Tetapi kegalauan untuk Prabowo juga tidak sedikit. Apakah Pranowo akan sehebat Jokowi dalam memimpin RI 5 tahun ke depan? Apakah cara kerja Jokowi yang kadang sulit ditebak dan selalu membawa ‘surprise’ bisa dilaksanakan juga oleh Prabowo? Apakah berhadapan dengan tantangan ke depan yang tidak sedikit, Pranowo bisa hadir dan berani dalam menghadapi tantangan atau harus ‘ikut arus’ saja?
Inilah jadi pertanyaan yang bisa saja jadi kegalauan Jokowi. Jokowi berada pada pilihan yang tidak mudah. Ia butuh pemimpin berani yang berkomitmen pada pembangunan bangsa dengan mimpi-mimpi besar. Kalau soal ini maka pilihan akan jatuh pada Prabowo bukan Pranowo. Tetapi pada sisi lain, sebenarnya pertanyaan yang jauh lebh penting: apakah janji Prabowo itu akan benar-benar diwujudkan saat berkuasa atau apa yang dijanjikan sekarang hanya karena dia sekarang berada dengan Jokowi. Suatu saat dia bisa berubah karena hal itu sudah menjadi wataknya? Untuk hal ini tidak bisa dipastikan. Pengalaman memang sudah membuktikan bahwa Prabowo bisa berubah.

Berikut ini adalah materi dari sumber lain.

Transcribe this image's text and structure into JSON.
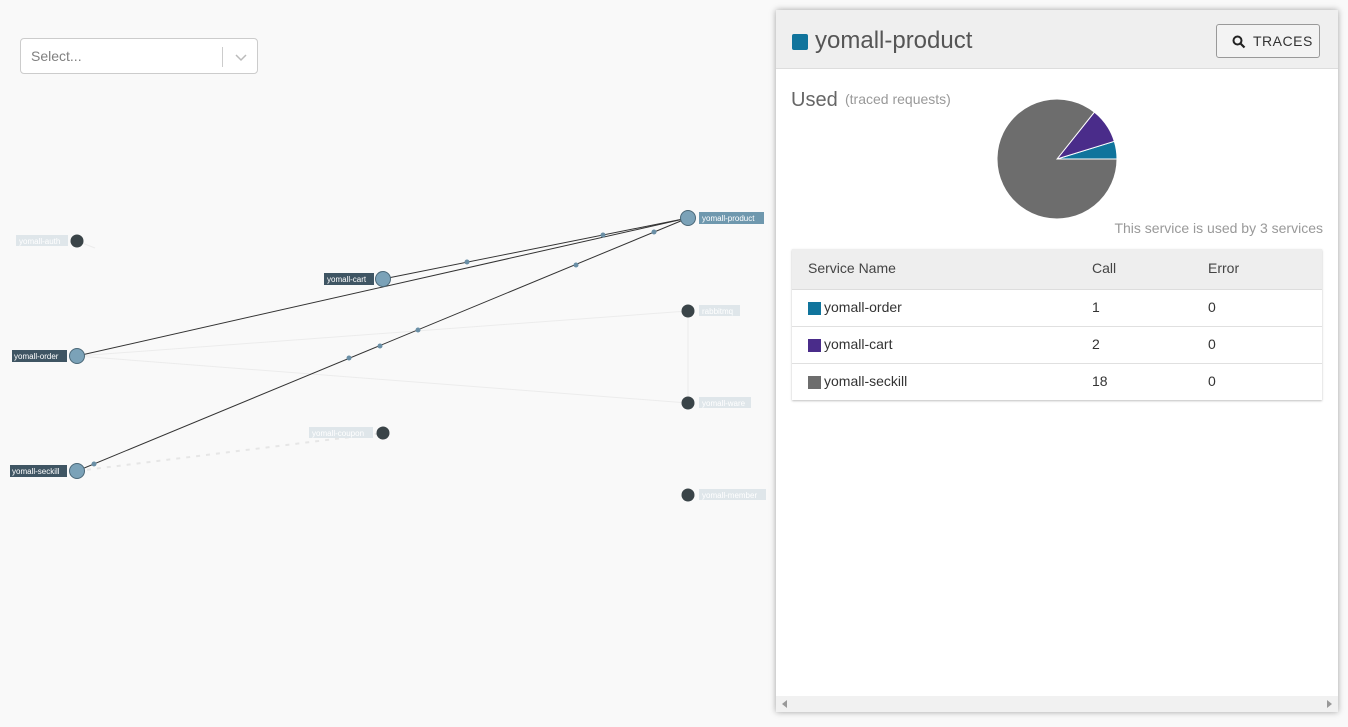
{
  "search": {
    "placeholder": "Select..."
  },
  "graph": {
    "nodes": [
      {
        "id": "auth",
        "label": "yomall-auth",
        "active": false
      },
      {
        "id": "cart",
        "label": "yomall-cart",
        "active": true
      },
      {
        "id": "order",
        "label": "yomall-order",
        "active": true
      },
      {
        "id": "seckill",
        "label": "yomall-seckill",
        "active": true
      },
      {
        "id": "coupon",
        "label": "yomall-coupon",
        "active": false
      },
      {
        "id": "product",
        "label": "yomall-product",
        "active": true
      },
      {
        "id": "rabbitmq",
        "label": "rabbitmq",
        "active": false
      },
      {
        "id": "ware",
        "label": "yomall-ware",
        "active": false
      },
      {
        "id": "member",
        "label": "yomall-member",
        "active": false
      }
    ]
  },
  "panel": {
    "title": "yomall-product",
    "service_color": "#10749c",
    "traces_label": "TRACES",
    "used_label": "Used",
    "used_sub": "(traced requests)",
    "used_by_text": "This service is used by 3 services",
    "table": {
      "headers": [
        "Service Name",
        "Call",
        "Error"
      ],
      "rows": [
        {
          "name": "yomall-order",
          "call": "1",
          "error": "0",
          "color": "#10749c"
        },
        {
          "name": "yomall-cart",
          "call": "2",
          "error": "0",
          "color": "#4a2c8a"
        },
        {
          "name": "yomall-seckill",
          "call": "18",
          "error": "0",
          "color": "#6d6d6d"
        }
      ]
    }
  },
  "chart_data": {
    "type": "pie",
    "categories": [
      "yomall-order",
      "yomall-cart",
      "yomall-seckill"
    ],
    "values": [
      1,
      2,
      18
    ],
    "colors": [
      "#10749c",
      "#4a2c8a",
      "#6d6d6d"
    ]
  }
}
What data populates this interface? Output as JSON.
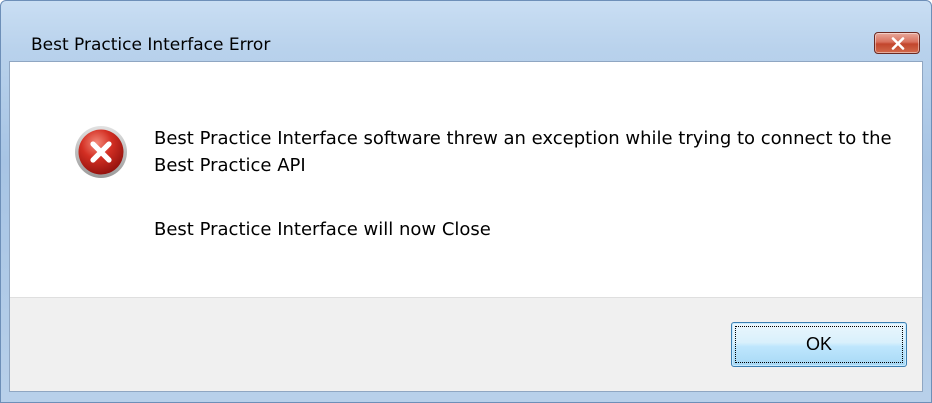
{
  "window": {
    "title": "Best Practice Interface Error"
  },
  "titlebar": {
    "close_icon": "close-x-icon"
  },
  "message": {
    "icon": "error-icon",
    "line1": "Best Practice Interface software threw an exception while trying to connect to the Best Practice API",
    "line2": "Best Practice Interface will now Close"
  },
  "buttons": {
    "ok_label": "OK"
  },
  "colors": {
    "error_red": "#c81e1e",
    "close_button": "#c7452b",
    "ok_border": "#3c7fb1"
  }
}
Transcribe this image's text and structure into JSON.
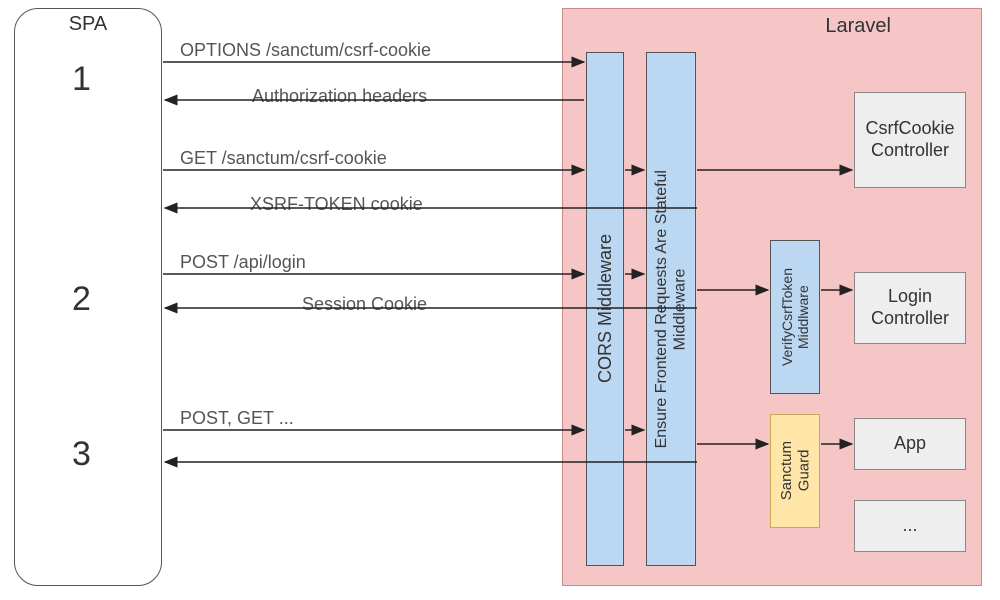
{
  "spa": {
    "title": "SPA"
  },
  "steps": {
    "s1": "1",
    "s2": "2",
    "s3": "3"
  },
  "laravel": {
    "title": "Laravel",
    "cors": "CORS Middleware",
    "ensure": "Ensure Frontend Requests Are Stateful\nMiddleware",
    "verify": "VerifyCsrfToken\nMiddlware",
    "sanctum": "Sanctum\nGuard",
    "csrf_ctrl": "CsrfCookie\nController",
    "login_ctrl": "Login\nController",
    "app_ctrl": "App",
    "ellipsis": "..."
  },
  "arrows": {
    "a1": "OPTIONS /sanctum/csrf-cookie",
    "a2": "Authorization headers",
    "a3": "GET /sanctum/csrf-cookie",
    "a4": "XSRF-TOKEN cookie",
    "a5": "POST /api/login",
    "a6": "Session Cookie",
    "a7": "POST, GET ..."
  }
}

Kalau demikian apakah lebih baik memilih Pranowo saja dengan harapan bahwa kepemimpinannya yang belum ‘berani’ dan tidak ‘setegas’ Jokowi bisa berubah? Aduh, bingung lagi. Tetapi kalau ikut nurani, rasanya hati kecil mengatakan bahwa Pranowo masih memberikan optimisme. Minimal masa lalu belum membuat kita ragu-ragu, sambil berharap bahwa ia bisa menjadi lebih baik karena dilingkupi oleh orang-orang baik.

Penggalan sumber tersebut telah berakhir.